The company’s strategy was called in to question with many wondering what the benefits would be of combining municipal and commercial.

Zurich's rational was not all that different from Allianz's.

The two divisions, said Zurich, were similar in size and scope and shared common strategies. The convergence would allow municipal and commercial to share best practice advice and become a multi-niche specialist that could create new markets and growth.

Norwich Union has made similar moves recently with sweeping changes to its operating structure in order to streamline business.

The changes have seen RAC further integrated into NUI business and bring the management of its distribution channels under control of a single director, John Kitson.

The change was touted as an effort to bring greater cohesion between the channels.
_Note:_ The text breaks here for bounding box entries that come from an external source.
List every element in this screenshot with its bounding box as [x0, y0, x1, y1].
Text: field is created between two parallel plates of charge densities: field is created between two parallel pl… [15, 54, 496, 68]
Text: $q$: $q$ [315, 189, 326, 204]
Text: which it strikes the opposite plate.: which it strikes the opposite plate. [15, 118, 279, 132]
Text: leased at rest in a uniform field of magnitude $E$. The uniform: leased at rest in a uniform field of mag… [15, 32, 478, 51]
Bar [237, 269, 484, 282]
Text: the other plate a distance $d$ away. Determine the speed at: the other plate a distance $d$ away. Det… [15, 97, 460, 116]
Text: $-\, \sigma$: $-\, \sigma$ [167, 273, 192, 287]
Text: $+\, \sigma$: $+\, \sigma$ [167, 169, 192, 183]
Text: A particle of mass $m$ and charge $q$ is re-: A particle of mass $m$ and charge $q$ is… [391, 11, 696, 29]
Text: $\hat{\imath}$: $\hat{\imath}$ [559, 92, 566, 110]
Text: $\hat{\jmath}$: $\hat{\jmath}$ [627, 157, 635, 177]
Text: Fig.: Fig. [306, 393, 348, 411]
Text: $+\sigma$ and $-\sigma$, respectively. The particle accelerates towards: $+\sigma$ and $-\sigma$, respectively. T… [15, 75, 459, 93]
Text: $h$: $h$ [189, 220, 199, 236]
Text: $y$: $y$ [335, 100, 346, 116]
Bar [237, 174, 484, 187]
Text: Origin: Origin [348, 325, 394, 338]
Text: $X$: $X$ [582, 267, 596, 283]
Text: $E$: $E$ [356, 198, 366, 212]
Most recently NU’s changes have resulted in the job cuts of 30 director positions as more departments have become streamlined.

Mark Winlow, senior analyst at LECG, said the pattern of insurers merging divisions could be linked, in part, to the current stage of the market cycle.

Winlow predicts, however, integration and alignment have more to do with cost-cutting than chief executive's care to admit.

He said: “As the market softens then there is less chance of increasing rates and so a need to focus on costs. Rather than have claims people in personal lines and commercial lines and high net worth, for instance, why not put them all in a cross-channel claims function and give the overall claims director the task of reducing the overall cost? In the same way you can outsource IT, HR or marketing.”

Winlow said we can expect the trend to turn within three years as the market changes and new CEOs arrive.